Poem by Katie Farris
Politics of Metamorphosis
Although generally you will not find it to be so, in this village, the girl’s belly is held in high esteem. Her husband, dead after his tractor ran over an unseen rock and capsized, left his seed there. They crowded her to protect her from the sight of his death, for she was almost ready to give birth. The child! The child! they whisper, pressing against her with their somber sweaty hands (for her husband was a loved man, a powerful man). They crowd her in the hopes that she will birth something better than they are. Suddenly she is a part of—what? In stories, girls are changed into cows or trees or rivers, or they are made to lie with swans and bulls and rivers. Even eating an innocent berry on the forsaken moor can get one pregnant by some vegetable god.
They say that the girl has ripened, is about to produce fruit. Her husband would not have fruited, ripened, even if he hadn’t died. And so the girl has learned that the location of her metamorphosis is her womb. But what does the girl want? And what the womb?
The girl cannot breathe. The child moves like an earthquake within her, shows its handprint, its footprint, through the skin of her belly. The girl wants it to wrap its hand around her finger. She wants it out. She wants be alone. She wants nothing more than to steal chocolates and crouch someplace alone, hidden, alone, to eat.

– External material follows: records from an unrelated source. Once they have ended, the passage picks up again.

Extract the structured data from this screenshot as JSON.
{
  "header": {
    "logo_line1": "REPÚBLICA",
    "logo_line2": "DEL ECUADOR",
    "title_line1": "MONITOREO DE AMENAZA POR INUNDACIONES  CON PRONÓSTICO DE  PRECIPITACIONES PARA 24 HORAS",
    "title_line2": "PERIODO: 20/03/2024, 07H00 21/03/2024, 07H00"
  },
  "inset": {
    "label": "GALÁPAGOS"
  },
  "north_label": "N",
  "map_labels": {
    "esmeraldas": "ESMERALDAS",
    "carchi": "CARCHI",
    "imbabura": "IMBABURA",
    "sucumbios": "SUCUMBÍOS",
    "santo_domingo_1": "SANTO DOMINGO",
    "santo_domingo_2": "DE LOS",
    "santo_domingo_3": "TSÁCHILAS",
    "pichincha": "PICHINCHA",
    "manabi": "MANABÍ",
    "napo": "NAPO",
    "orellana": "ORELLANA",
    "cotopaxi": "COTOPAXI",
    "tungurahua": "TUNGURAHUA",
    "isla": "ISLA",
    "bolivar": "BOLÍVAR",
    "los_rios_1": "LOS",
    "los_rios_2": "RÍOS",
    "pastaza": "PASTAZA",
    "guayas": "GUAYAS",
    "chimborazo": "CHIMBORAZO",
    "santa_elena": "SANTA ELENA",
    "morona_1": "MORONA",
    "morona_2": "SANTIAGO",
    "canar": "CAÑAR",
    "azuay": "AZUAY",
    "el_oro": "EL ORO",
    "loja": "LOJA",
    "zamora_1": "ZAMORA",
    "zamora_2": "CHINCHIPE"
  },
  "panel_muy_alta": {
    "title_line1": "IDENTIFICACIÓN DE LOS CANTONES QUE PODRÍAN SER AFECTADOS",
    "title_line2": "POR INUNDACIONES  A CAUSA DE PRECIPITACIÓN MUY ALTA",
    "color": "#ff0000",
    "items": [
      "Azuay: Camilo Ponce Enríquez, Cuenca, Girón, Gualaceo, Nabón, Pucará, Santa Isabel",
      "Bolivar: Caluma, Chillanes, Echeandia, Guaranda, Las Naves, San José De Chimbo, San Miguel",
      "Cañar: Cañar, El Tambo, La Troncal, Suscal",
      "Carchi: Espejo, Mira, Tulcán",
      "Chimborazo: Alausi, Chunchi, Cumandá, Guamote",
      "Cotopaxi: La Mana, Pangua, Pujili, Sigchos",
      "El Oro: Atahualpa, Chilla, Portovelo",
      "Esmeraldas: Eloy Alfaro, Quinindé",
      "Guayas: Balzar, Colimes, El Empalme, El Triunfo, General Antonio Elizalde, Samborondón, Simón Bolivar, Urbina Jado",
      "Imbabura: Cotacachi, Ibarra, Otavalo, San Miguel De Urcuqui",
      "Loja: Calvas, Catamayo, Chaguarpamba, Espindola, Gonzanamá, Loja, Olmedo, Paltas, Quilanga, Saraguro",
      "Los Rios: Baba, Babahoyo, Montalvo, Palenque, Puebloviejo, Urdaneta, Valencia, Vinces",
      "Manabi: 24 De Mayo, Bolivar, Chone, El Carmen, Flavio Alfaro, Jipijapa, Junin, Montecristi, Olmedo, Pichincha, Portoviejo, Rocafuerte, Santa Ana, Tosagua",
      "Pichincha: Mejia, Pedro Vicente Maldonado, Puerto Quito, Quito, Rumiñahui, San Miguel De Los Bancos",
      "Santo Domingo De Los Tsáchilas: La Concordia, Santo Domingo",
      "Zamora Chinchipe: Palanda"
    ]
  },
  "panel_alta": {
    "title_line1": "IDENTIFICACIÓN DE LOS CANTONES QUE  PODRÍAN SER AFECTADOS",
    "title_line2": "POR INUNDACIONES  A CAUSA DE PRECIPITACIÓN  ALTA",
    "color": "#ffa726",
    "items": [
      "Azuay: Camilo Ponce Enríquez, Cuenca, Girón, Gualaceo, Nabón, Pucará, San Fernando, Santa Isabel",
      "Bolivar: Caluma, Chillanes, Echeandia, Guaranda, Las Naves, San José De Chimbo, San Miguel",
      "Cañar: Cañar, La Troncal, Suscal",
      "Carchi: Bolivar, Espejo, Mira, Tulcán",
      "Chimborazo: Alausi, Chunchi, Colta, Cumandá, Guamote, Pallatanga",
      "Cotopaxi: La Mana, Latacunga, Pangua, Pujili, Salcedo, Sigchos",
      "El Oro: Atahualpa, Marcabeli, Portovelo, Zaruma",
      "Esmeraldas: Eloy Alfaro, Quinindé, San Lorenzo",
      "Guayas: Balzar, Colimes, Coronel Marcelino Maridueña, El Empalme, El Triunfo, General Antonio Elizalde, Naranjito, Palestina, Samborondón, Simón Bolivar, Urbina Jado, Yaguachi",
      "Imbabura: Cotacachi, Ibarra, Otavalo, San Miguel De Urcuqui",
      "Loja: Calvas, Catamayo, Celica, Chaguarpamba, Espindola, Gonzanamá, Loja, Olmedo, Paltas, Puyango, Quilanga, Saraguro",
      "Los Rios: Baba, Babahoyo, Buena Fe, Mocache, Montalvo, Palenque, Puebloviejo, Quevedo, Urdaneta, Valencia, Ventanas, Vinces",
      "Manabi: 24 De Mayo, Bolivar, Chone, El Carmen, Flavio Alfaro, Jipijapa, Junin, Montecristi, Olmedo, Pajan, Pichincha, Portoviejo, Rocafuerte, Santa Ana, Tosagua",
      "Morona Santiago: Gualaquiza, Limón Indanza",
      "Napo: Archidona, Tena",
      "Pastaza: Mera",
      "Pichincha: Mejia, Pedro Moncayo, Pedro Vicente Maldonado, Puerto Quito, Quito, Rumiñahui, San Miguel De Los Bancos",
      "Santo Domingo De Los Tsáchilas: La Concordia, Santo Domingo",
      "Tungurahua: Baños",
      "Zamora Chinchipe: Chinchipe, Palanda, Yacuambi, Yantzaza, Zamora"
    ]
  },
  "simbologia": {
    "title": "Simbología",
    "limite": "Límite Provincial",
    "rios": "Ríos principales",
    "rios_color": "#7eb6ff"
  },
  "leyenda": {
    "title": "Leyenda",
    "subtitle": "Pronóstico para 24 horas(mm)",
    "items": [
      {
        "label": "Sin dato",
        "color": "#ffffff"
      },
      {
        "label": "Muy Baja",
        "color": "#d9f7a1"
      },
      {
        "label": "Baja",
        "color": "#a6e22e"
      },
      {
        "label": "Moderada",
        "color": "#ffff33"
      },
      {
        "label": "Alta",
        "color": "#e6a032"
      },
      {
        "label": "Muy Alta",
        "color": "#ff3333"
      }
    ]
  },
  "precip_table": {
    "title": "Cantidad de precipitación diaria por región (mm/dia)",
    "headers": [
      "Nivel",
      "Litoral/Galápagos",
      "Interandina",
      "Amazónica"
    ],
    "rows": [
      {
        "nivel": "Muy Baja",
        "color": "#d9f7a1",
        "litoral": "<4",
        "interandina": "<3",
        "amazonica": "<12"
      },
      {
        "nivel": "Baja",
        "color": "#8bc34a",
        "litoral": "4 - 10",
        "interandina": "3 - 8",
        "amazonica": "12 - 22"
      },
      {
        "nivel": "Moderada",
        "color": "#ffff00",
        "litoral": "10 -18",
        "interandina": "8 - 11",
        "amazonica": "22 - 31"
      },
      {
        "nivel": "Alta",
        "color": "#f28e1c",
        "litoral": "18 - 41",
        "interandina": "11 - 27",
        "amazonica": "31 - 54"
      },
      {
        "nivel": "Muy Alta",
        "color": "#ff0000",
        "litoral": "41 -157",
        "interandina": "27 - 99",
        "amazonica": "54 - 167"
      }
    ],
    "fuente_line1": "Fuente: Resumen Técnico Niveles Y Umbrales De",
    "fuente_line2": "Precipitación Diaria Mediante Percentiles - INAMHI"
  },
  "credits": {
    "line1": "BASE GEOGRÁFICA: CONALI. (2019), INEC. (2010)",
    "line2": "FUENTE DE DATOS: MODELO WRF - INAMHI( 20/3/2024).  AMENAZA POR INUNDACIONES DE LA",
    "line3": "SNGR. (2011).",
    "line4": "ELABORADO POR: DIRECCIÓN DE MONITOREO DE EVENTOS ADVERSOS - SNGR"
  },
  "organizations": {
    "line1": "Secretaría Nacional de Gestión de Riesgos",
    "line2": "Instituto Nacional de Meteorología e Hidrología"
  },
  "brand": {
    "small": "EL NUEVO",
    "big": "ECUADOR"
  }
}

The girl runs. She runs until she feels a warning spasm in her back. She stops at the graveyard. She can see that the last season of digging found the same old dirt buried beneath the new ashes, the new bones, beneath the midden heap and the broken crockery, beneath the stories that couldn’t change, beneath the this and the that of the words the villagers speak. It is clear, she reminds herself, that a bone is a bone, no matter where it’s found.
-originally in "boysgirls" (Marick Press)
[When a man dies]
When a man dies,
His portraits change.
Different eyes stare at us, lips
stir in a stranger’s smile.
I noticed this, returning
from a funeral of a poet.
Since then I often checked it,
and my theory has been confirmed.
tr. Katie Farris & Ilya Kaminsky
Katie Farris is the author of "boysgirls" (Marick Press) and "Thirteen Intimacies" (Fivehundred Places Press) and co-translator of several books from Russian, French and Chinese. Most recently, she has co-edited Gossip and Metaphysics: Russian Modernist Poets (Tupelo Press). Her new writing appears or is forthcoming in Prairie Schooner, and Massachusetts Review and her translations had been included in many anthologies such as "New Cathay: Contemporary Chinese Poetry" (Tupelo), "New European Poetry" (Graywolf), "Penguin Book of Classical Russian Poetry" (Penguin) and others. She is the professor in the MFA program at San Diego State University and often teaches at the low-residency MFA Program at New England College.